I was in a hurry yesterday, and didn’t linger long in the book section. I grabbed SOUTH OF BROAD, threw it in my cart and made my way to the registers. There was one person ahead of me in line. I unloaded my groceries, but I held the book so it wouldn’t get ruined by ice cream sweat. It hit me (again) that next year I will be holding my book in my hands, and I lost it (again). Gasping, tears down the cheeks, kind of lost it. I put my head down and wiped my eyes on my sleeve. Luckily, the person in front of me had a slew of coupons that were too crumpled to scan and both she and the checker were too involved to notice. I slid my sunglasses on, checked out, and cried the whole way home.

I was that kid who didn’t feel like she fit anywhere and now I’m an adult who’s carved out my square hole, and I wrote a book, and maybe next year, I’ll be able to walk into Wegmans and buy a copy of my book, hold it while I’m checking out so it doesn’t get ruined by ice cream sweat, and probably make an ass out of myself all over again.

Now, I have to go buy a shirt that isn’t brown or ugly as sin to wear for my author photo shoot next week. Holy crap!

Item # six million and ninety-two on the Why Neil is Awesome list

When I talked to Neil on the phone last weekend he hinted that I should keep an eye out for something in the mail.

I assumed it was a cartoon. Neil draws the most amazing cartoons (that’s item # six million and seventy-four on the list). It wasn’t.

On Monday, a small white box arrived. It contained four hats and a letter. The first three hats say “The (Character Name Here) Hat,” and the last one says, “The 4th Hat for Jeremy.”

In the letter, Neil says that while I’ve been focusing on Van, now I’ll be juggling support for the book with moving forward with my next projects.

“What should go on today’s list of tasks? What are your responsibilities for the next few days or weeks? What role should you be playing? This is why, in a gesture of congratulations for finishing STAY, I present to you three hats for three characters . . . It is my hope that, when it’s time to wear a different hat, you’ll, well, wear a different hat.”

I left out a bunch of good parts of the letter that are specific to my characters and I’ve blocked out the names of the other two characters in the picture above, because, well, things are subject to change at any time, and I’m not ready for character 2 and character 3 to make their appearance yet, but I am excited about them and can’t wait to tell you more when the time is right.
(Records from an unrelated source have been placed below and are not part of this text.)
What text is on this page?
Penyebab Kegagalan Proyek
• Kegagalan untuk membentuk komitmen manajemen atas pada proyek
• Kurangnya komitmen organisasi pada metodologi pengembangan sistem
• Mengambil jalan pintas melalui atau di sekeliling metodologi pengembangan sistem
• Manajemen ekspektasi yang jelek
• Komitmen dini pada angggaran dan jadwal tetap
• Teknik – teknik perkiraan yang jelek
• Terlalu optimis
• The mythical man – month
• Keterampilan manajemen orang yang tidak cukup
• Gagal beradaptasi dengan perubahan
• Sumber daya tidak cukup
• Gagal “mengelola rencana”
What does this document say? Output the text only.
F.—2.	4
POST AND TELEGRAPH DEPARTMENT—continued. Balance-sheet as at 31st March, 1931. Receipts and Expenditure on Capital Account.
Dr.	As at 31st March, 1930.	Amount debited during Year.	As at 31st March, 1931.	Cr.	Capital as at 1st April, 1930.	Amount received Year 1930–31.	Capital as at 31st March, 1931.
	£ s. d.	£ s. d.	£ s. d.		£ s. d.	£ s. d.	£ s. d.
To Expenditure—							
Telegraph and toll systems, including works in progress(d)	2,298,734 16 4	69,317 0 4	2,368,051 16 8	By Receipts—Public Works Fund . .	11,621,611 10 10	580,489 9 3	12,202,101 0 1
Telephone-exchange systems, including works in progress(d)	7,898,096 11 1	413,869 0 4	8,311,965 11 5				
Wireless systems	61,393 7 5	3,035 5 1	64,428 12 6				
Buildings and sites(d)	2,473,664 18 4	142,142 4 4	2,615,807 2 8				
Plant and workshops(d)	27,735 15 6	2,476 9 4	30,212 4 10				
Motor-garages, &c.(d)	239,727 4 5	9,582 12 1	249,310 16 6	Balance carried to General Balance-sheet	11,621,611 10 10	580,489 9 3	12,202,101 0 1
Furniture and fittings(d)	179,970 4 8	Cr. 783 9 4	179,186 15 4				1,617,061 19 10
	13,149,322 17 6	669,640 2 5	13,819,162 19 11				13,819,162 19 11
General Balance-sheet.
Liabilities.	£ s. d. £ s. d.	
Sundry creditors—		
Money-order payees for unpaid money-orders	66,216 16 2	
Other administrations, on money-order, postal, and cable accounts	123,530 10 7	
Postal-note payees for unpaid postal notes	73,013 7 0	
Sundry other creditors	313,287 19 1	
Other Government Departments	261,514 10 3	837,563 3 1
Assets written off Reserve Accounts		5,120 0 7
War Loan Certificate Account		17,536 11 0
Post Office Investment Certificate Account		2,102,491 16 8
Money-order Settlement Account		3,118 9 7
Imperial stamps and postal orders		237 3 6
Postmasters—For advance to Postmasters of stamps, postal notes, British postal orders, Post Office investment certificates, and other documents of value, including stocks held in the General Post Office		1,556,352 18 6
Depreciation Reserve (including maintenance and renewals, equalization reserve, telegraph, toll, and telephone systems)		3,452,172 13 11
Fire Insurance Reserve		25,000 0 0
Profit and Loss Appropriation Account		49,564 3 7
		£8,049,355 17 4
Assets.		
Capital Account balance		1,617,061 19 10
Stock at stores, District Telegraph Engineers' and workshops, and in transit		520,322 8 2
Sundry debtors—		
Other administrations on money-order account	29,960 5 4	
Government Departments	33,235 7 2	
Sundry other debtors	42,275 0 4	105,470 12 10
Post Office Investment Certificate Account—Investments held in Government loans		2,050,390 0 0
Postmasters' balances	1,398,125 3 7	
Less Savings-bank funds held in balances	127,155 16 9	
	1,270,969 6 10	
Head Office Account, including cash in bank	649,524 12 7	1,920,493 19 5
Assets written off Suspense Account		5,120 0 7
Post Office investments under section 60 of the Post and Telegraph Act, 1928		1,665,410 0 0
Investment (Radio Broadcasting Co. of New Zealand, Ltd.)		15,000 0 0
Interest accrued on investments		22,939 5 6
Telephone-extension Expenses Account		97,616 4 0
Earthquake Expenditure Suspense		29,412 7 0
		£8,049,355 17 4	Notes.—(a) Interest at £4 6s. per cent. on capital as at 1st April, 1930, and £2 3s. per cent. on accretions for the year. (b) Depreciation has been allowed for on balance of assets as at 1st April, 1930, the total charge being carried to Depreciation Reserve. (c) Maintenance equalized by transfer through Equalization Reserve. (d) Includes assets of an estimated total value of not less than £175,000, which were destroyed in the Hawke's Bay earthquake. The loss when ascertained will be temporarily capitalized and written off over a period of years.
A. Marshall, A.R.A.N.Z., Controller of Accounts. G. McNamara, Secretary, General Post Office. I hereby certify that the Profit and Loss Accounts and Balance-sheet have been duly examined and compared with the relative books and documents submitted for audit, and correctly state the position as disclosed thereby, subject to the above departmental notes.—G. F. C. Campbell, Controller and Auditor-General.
Neil then writes to the hubs, telling him “I’ve admired your support of Al, and feel that such efforts deserve a hat as well. This is why I present the fourth hat to you.”

And then there is the P.S. “Please note that I’m aware that these are some ugly-ass hats. I’m hoping it’s the thought that counts and shit.”

Don’t you wish you had a Neil? If everyone had a Neil, the world would be a better place, which, by the way, is item # six million and ninety-three on the list.

Oh, and do me a favor – go stick a finger in a nose for Neil. He’d really appreciate it.